In digital content broadcasting news in the markets today of importance:  Cleartronic, Inc. (OTC: CLRI) executed a Letter of Intent with iStream Network, Inc. to acquire and "spin-off" iStream Network as its own separate trading entity by filing a Form 10 with the Securities and Exchange Commission with Cleartronic shareholders retaining a (12%) percent interest in the issued and outstanding stock of iStream. Should a spin-off occur, iStream would obtain its own CUSIP, be assigned its own trading symbol and be an independent company with a registered class of stock.  iStream broadcasts and deliver content globally from a multitude of venues as well as through relationships with entertainment companies including http://www.proselect.com , a content provider which recently executed an exclusive delivery agreement with iStream network.
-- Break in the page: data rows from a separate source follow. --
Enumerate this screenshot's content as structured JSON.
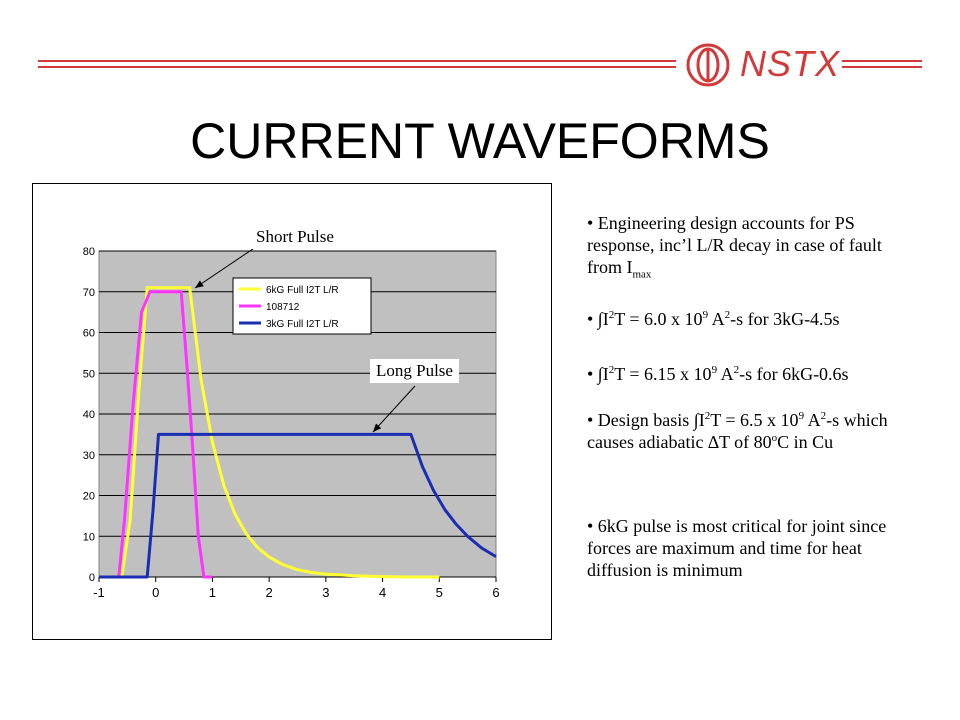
{
  "header": {
    "brand": "NSTX",
    "title": "CURRENT WAVEFORMS"
  },
  "colors": {
    "accent": "#d23a3a",
    "plot_bg": "#c0c0c0",
    "series_6kG": "#ffff33",
    "series_108712": "#ff33ff",
    "series_3kG": "#1a2eb3"
  },
  "annotations": {
    "short_pulse": "Short Pulse",
    "long_pulse": "Long Pulse"
  },
  "chart_data": {
    "type": "line",
    "title": "",
    "xlabel": "",
    "ylabel": "",
    "xlim": [
      -1,
      6
    ],
    "ylim": [
      0,
      80
    ],
    "x_ticks": [
      -1,
      0,
      1,
      2,
      3,
      4,
      5,
      6
    ],
    "y_ticks": [
      0,
      10,
      20,
      30,
      40,
      50,
      60,
      70,
      80
    ],
    "grid": true,
    "legend_position": "top-right",
    "series": [
      {
        "name": "6kG Full I2T L/R",
        "color": "#ffff33",
        "x": [
          -1,
          -0.6,
          -0.45,
          -0.3,
          -0.15,
          0,
          0.3,
          0.6,
          0.8,
          1.0,
          1.2,
          1.4,
          1.6,
          1.8,
          2.0,
          2.25,
          2.5,
          2.75,
          3.0,
          3.5,
          4.0,
          4.5,
          5.0
        ],
        "y": [
          0,
          0,
          14,
          45,
          71,
          71,
          71,
          71,
          48.4,
          33.1,
          22.5,
          15.4,
          10.5,
          7.2,
          4.9,
          3.0,
          1.8,
          1.1,
          0.7,
          0.3,
          0.1,
          0,
          0
        ]
      },
      {
        "name": "108712",
        "color": "#ff33ff",
        "x": [
          -1,
          -0.65,
          -0.55,
          -0.4,
          -0.25,
          -0.1,
          0.25,
          0.45,
          0.55,
          0.65,
          0.75,
          0.85,
          1.0
        ],
        "y": [
          0,
          0,
          14,
          42,
          65,
          70,
          70,
          70,
          52,
          32,
          10,
          0,
          0
        ]
      },
      {
        "name": "3kG Full I2T L/R",
        "color": "#1a2eb3",
        "x": [
          -1,
          -0.15,
          -0.05,
          0.05,
          4.5,
          4.7,
          4.9,
          5.1,
          5.3,
          5.5,
          5.75,
          6.0
        ],
        "y": [
          0,
          0,
          16,
          35,
          35,
          27.2,
          21.2,
          16.5,
          12.9,
          10.0,
          7.1,
          5.0
        ]
      }
    ]
  },
  "bullets": [
    {
      "html": "• Engineering design accounts for PS response, inc’l L/R decay in case of fault from I<sub>max</sub>"
    },
    {
      "html": "• ∫I<sup>2</sup>T = 6.0 x 10<sup>9</sup> A<sup>2</sup>-s for 3kG-4.5s"
    },
    {
      "html": "• ∫I<sup>2</sup>T = 6.15 x 10<sup>9</sup> A<sup>2</sup>-s for 6kG-0.6s"
    },
    {
      "html": "• Design basis ∫I<sup>2</sup>T = 6.5 x 10<sup>9</sup> A<sup>2</sup>-s which causes adiabatic ∆T of 80<sup>o</sup>C in Cu"
    },
    {
      "html": "• 6kG pulse is most critical for joint since forces are maximum and time for heat diffusion is minimum"
    }
  ]
}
Proselect works with some of the top artists in the world and their events have been viewed by millions worldwide.

Read the full Cleartronic (CLRI) Press Release at:  http://www.financialnewsmedia.com/profiles/clri.html

"There are great synergies between the two companies", said Larry Reid, CEO of Cleartronic, "we envision using iStream technology in many facets of our business, and if the spin-off occurs we anticipate distributing Cleartronic's iStream shares to our shareholders of record as a special dividend."  It just makes sense that two companies of like-mindedness work together in achieving their goals, we couldn't imagine a better opportunity than working together with Cleartronic." Said Jory Staton, CEO of iStreamNetwork, Inc.

In other broadcast/wireless developments of importance in the markets;  SiriusXM (NASDAQ: SIRI) and Sonos last month announced the debut of SiriusXM Music for Business on Sonos. SiriusXM Music for Business is now available for the first time for businesses using Sonos wireless products.  The easy-to-use Sonos app enables restaurants, hotels, offices, retailers, and other businesses to integrate SiriusXM's wide-variety of licensed commercial-free music from every genre without additional equipment.  SiriusXM Music for Business paired with Sonos allows businesses to meet the unique requirements of each environment and enhance the customer experience.

Pandora (NYSE: P), the go-to music source for fans and artists, this week announced its new visual ad experience - a series of native, mobile ad formats that make rich media, video and display ads more impactful and effective for marketers. Built to tap into the power of Pandora's 80 million monthly active users, it gives listeners more control over the ads they see and delivers stronger results for brands. The ads launch in beta this summer with Express and the Lexus Dealer Association, and will be available to all advertisers later this year.

Amazon (NASDAQ: AMZN) announced plans for a new technology development center in downtown Minneapolis that will create 100 full-time, technology-focused jobs. To celebrate Amazon's expansion in the Minneapolis community, Amazon is donating $10,000 plus mentoring support to local nonprofit Code Savvy to help the group's mission of encouraging youth's understanding of coding and promoting diversity in the technology industry. Amazon currently has hundreds of employees in Minnesota and is in the process of hiring an additional 1,000 full-time employees for its new Shakopee, Minnesota, fulfillment center.

Vodafone PLC (NASDAQ: VOD) (VOD.L) said it was merging its New Zealand unit with the country's biggest pay-TV firm, Sky Network Television (SKT.NZ), in a $2.4 billion deal that will enable it to offer customers packages of entertainment, broadband and mobile. The biggest deal in New Zealand this year will give Sky Network the chance to expand beyond its traditional satellite broadcast market, which has been shaken up by the arrival of Netflix and Apple Inc's (AAPL) online content service. Sky's shares jumped nearly 20 percent. Vodafone said the tie-up would enable it to offer Sky's sports and entertainment programming to its mobile and fixed-line subscribers who increasingly wanted to access more content and communications from a single provider.